SLAs should be designed to hold the proper entity responsible when mistakes are made, but they should also be flexible. Even the most reputable FM partner or service provider can’t perform every task perfectly 100 percent of the time. Retailers understand this, but they also still expect high-quality work. In order to achieve optimal results without making goals unreachable, the retailer in this scenario may choose to request 95 percent compliance in meeting particular SLA standards.
When expectations are aligned, and the standards to which all providers are held remain reasonable, SLAs can be quite useful in boosting FM performance.
Improving Sales, Safety and Security
Obviously, business owners of all stripes rely on sales to stay afloat.
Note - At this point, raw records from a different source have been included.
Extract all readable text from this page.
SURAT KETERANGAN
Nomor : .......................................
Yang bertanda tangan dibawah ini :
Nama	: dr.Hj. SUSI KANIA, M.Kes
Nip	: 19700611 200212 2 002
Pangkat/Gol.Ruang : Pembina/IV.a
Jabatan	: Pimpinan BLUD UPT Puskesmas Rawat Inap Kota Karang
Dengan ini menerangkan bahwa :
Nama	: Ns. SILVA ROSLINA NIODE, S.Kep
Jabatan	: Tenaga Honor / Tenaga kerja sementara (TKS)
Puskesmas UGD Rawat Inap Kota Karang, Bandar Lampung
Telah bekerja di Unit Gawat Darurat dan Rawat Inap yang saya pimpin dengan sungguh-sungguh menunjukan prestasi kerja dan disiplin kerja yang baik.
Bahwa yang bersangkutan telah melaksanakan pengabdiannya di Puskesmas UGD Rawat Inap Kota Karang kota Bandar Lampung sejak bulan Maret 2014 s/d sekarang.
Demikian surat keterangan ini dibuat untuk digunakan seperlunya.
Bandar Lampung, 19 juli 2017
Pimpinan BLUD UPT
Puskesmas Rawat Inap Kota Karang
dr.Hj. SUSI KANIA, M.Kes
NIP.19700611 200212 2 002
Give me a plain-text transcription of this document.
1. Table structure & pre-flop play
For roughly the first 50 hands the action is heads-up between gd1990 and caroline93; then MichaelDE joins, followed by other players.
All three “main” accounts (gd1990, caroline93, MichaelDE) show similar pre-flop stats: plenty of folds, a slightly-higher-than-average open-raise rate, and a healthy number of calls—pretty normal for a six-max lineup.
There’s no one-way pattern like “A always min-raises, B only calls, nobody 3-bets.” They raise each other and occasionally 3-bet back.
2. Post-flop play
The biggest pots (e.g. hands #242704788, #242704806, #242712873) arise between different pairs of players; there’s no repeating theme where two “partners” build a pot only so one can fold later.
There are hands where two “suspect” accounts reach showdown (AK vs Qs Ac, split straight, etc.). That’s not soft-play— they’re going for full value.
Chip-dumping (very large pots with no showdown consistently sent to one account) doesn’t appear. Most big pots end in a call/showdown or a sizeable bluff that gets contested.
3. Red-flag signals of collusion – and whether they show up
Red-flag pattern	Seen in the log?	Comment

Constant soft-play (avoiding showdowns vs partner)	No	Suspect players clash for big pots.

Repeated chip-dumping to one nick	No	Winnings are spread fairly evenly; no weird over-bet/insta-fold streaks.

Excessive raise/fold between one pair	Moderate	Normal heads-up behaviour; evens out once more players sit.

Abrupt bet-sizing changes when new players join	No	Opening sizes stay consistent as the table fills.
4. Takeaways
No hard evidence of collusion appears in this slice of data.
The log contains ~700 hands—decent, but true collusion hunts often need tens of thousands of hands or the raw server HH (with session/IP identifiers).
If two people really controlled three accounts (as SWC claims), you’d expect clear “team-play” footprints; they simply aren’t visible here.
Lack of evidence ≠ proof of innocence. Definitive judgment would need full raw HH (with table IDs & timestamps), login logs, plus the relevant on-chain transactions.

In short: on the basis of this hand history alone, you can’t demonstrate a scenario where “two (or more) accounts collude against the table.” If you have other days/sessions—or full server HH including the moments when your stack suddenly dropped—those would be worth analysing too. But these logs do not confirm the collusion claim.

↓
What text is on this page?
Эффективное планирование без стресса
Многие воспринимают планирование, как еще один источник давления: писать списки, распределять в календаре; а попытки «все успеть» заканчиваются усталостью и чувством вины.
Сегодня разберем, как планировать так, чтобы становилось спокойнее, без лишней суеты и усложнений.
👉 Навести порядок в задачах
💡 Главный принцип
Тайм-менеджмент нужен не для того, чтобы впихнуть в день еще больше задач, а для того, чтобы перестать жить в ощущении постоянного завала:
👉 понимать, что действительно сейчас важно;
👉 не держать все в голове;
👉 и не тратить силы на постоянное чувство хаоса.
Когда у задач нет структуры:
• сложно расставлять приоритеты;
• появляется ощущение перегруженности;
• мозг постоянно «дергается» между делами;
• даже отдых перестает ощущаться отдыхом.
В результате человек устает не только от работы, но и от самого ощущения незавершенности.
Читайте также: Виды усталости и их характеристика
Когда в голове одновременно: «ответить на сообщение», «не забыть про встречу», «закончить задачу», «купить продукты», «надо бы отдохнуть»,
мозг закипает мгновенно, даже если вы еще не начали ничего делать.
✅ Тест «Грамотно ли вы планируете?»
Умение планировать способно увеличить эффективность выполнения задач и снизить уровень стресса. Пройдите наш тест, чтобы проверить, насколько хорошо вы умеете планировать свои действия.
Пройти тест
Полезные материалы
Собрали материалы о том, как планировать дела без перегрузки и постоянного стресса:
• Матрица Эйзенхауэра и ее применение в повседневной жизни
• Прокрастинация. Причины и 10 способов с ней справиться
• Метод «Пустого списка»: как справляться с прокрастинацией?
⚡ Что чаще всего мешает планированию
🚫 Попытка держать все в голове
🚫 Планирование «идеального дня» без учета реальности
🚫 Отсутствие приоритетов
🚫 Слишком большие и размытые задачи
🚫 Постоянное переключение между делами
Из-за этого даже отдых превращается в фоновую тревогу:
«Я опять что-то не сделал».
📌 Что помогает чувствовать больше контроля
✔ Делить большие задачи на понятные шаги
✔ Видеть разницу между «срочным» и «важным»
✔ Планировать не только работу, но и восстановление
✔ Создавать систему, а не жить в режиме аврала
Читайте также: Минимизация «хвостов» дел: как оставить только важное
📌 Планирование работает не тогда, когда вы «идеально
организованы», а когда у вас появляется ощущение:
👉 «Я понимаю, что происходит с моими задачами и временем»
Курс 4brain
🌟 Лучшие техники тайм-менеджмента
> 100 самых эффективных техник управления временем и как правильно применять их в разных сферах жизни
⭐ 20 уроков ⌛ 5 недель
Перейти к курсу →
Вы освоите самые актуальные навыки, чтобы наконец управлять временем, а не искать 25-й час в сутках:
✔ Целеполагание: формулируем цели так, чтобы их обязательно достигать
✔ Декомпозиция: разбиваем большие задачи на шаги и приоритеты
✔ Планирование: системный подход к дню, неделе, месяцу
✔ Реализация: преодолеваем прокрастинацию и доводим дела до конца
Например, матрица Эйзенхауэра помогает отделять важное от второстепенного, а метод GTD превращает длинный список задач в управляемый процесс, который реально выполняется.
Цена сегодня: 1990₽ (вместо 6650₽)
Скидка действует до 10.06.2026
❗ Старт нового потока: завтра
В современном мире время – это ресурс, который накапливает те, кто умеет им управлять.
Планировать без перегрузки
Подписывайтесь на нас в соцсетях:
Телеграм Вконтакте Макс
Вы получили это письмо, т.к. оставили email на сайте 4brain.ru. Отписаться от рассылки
The only way to keep the cash flowing is to care for consumers by prioritizing their safety and security. This goes for employees, too—workers need to feel safe in their working environment, and it’s a business owner’s job to uphold their end of the bargain.
When tethered to the right targets and metrics, SLAs can benefit service providers, too. They help improve customer satisfaction and can also earn them additional contracts. When service providers who are part of a larger network perform well and meet their SLAs, they are more likely to be rewarded with work in the future.
In the end, SLAs allow everyone to operate at the top of their game: Service providers are empowered to do great work, FM providers manage the end-to-end process and business owners are free to focus on improving sales and providing a safe, secure atmosphere for all who enter their facilities.